During the 16 Days of Activism against gender-based violence, ending on Dec. 10, we call on all countries to adopt stringent measures to institute zero tolerance for femicides in all walks of life. This goal should be marked by a shift from impunity to accountability, with national governments adopting strong policies, such as investing in femicide prevention, repealing of gender-based discriminatory laws and establishing femicide observatories to include femicide in the world of work.
Femicide transcends all sectors, cultures and regions, and women are targeted for exercising their rights and their courage to work. Yet, women still rise up on a daily basis to demand justice and continue to be resilient.
The opinions expressed in this article are the authors’ own and do not reflect their institutions.
This is an opinion essay.
We welcome your comments on this article. What are your thoughts on the act of femicide at work?
Ardra Manasi is the Senior Program Coordinator for Gender and Labor at Global Labor Justice (GLJ). Since 2019, her work shas focused on policy advocacy around ILO Convention 190, the first international treaty to address violence and harassment in the world of work.

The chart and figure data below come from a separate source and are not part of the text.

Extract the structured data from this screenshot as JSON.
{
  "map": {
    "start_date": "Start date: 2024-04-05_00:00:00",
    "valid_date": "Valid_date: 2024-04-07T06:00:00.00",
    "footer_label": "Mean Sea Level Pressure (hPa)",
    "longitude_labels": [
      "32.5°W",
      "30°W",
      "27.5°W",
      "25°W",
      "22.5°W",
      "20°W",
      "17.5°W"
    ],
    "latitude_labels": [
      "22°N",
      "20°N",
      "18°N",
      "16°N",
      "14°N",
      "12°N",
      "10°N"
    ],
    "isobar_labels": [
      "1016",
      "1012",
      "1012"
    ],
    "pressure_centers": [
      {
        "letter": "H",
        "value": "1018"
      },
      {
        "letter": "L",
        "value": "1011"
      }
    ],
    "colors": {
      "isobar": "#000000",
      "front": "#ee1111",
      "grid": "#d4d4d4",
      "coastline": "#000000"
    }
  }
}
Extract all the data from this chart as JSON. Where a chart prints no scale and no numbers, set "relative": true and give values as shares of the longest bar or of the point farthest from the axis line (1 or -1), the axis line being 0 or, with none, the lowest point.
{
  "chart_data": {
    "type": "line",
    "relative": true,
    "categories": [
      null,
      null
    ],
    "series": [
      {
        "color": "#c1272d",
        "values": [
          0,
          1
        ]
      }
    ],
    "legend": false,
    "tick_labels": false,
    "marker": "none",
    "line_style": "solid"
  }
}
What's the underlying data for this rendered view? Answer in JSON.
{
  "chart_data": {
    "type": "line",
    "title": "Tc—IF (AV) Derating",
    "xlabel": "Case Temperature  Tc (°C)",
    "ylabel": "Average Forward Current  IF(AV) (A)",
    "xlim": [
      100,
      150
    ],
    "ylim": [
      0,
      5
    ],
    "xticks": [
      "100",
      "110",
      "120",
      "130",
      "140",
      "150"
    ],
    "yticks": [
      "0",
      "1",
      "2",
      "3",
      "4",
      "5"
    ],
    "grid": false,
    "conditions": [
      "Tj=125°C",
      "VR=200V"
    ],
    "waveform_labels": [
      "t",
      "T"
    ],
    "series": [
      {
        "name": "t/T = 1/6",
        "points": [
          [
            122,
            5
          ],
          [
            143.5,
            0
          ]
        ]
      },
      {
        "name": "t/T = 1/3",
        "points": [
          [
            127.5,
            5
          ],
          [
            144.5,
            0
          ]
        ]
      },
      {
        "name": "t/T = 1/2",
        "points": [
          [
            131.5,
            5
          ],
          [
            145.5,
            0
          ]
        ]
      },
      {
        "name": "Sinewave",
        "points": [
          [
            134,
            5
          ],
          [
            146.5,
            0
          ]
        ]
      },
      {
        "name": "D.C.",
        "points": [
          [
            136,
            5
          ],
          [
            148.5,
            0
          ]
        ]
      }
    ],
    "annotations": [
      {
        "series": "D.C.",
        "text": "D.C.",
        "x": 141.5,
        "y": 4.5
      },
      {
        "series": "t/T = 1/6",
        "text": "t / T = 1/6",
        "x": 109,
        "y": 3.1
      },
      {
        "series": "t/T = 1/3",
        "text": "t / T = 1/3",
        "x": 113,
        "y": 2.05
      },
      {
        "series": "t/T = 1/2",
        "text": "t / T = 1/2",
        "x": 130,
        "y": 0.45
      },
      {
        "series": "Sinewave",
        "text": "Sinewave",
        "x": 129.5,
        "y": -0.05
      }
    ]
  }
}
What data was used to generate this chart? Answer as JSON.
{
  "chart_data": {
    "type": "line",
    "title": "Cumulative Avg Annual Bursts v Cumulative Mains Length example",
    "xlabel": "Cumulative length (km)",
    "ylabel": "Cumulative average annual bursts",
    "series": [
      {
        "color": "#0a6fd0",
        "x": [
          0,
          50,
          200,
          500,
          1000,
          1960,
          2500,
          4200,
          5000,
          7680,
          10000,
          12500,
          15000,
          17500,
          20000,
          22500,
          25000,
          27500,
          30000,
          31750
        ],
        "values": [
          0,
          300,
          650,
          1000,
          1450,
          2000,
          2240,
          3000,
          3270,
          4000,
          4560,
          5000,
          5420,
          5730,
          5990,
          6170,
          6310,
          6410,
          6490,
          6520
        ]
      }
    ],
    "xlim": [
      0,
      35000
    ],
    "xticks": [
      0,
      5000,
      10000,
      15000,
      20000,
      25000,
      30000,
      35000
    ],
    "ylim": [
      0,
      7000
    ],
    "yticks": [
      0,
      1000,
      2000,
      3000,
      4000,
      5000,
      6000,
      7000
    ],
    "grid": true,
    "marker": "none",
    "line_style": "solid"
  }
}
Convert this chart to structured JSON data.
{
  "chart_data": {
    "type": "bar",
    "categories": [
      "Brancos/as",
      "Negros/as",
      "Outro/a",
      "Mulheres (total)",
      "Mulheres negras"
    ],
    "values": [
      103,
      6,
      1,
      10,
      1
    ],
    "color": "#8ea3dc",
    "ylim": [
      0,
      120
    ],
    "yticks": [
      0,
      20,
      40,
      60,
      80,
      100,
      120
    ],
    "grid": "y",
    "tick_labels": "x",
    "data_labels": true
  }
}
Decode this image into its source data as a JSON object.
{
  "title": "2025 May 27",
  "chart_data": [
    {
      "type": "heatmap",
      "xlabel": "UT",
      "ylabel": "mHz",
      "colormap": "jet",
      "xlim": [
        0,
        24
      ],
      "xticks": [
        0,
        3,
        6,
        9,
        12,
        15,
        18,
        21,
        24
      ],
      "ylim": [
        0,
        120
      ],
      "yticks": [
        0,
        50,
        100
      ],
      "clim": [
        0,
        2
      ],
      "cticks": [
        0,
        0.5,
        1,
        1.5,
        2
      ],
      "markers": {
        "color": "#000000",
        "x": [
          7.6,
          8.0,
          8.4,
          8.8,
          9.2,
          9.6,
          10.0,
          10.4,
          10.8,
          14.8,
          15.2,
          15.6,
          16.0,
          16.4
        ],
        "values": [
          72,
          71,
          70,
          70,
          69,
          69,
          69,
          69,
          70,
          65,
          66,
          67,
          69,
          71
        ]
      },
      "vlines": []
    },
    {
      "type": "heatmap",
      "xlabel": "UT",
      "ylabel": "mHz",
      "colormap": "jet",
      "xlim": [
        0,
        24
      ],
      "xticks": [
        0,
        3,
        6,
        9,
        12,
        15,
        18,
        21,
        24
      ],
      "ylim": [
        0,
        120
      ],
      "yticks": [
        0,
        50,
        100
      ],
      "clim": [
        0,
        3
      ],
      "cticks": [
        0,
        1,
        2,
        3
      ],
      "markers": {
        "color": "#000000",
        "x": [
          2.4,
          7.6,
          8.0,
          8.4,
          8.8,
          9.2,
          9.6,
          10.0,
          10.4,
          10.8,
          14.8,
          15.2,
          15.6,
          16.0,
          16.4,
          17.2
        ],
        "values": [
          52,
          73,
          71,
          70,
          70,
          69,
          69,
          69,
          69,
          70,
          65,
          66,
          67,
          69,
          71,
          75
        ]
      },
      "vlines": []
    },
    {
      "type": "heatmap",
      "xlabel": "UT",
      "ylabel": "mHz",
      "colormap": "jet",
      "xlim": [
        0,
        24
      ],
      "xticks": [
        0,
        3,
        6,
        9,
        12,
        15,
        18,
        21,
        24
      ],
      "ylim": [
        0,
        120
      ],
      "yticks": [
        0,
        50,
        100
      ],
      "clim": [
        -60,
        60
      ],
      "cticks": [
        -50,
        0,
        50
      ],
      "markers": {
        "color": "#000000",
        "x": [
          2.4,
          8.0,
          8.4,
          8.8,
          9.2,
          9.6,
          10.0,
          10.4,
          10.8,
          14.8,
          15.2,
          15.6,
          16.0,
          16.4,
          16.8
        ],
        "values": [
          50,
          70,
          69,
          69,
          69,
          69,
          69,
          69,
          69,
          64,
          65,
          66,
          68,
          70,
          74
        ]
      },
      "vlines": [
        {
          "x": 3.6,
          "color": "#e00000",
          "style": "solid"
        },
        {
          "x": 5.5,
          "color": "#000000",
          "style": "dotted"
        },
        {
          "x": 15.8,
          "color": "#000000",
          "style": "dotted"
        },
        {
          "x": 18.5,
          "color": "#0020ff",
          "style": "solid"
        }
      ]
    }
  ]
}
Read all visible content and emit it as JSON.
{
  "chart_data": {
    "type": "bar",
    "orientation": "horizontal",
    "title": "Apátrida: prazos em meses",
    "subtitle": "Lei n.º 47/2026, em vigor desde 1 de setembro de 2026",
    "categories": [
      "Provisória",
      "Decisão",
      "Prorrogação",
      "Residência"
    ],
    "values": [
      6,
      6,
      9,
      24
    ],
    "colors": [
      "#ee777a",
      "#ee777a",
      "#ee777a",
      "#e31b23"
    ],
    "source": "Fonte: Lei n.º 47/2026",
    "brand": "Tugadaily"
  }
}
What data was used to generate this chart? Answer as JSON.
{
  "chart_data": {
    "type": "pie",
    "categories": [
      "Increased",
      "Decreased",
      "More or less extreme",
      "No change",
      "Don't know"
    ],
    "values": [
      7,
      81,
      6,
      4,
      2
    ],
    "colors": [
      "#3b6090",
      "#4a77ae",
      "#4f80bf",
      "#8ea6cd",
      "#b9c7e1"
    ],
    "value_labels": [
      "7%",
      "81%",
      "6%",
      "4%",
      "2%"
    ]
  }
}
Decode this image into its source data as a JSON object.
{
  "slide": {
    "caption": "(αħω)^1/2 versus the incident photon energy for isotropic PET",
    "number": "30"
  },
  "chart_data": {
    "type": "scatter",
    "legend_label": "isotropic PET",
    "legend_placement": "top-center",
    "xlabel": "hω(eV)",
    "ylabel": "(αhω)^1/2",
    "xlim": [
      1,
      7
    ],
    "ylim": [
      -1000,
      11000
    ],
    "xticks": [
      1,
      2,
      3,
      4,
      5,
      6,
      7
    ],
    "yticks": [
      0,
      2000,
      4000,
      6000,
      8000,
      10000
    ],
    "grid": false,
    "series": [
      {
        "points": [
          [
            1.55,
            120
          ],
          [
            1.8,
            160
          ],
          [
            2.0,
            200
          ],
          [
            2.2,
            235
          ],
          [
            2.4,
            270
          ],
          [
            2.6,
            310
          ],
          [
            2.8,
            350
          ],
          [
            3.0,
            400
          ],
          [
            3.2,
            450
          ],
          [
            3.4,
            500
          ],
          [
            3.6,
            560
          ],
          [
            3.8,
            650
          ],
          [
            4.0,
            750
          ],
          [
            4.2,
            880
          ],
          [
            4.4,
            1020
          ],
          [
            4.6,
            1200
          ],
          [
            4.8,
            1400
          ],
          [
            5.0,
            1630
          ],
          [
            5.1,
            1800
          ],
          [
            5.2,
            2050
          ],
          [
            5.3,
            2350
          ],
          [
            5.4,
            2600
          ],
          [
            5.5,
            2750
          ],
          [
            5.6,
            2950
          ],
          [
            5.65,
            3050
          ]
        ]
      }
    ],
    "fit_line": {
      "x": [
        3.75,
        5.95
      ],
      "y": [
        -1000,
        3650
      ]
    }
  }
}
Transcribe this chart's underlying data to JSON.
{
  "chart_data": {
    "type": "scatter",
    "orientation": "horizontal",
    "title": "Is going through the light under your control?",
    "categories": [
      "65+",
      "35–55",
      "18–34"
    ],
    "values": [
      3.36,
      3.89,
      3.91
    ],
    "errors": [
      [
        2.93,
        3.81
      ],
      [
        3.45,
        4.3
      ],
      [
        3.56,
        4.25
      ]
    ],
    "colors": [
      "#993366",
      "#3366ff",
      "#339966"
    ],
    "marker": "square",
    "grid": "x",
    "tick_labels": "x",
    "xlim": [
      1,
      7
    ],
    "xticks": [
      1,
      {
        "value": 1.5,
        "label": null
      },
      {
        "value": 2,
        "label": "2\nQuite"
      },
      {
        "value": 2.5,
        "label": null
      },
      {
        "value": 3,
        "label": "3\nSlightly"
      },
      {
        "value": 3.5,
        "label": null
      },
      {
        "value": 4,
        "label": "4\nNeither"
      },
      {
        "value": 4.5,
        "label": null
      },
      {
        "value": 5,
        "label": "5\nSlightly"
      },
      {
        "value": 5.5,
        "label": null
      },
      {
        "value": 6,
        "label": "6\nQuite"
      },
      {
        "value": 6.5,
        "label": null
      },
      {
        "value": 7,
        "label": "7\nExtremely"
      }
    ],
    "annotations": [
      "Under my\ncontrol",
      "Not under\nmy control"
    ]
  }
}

According to ILO, men experience a significantly higher rate of 108.3 deaths per 100,000 workers compared to women at 48.4 deaths per 100,000 workers in the labour force. I care for womens health and safety but I’m not sure why we should be more concerned for female harm than male harm, it seems like we are more willing to accept institutional harm to males. It would be helpful if this was explained in the article.
The fundamental question is what your denominator means, meaning how many men do we have in the work force and how many women do we have there? This conclusion by ILO seems grosso modo and confusing! Anyway at work place, in mosques, in churches or at community level in general, women are suffering from discrimination, marginalisation, gender based violence, etc…and killings from men!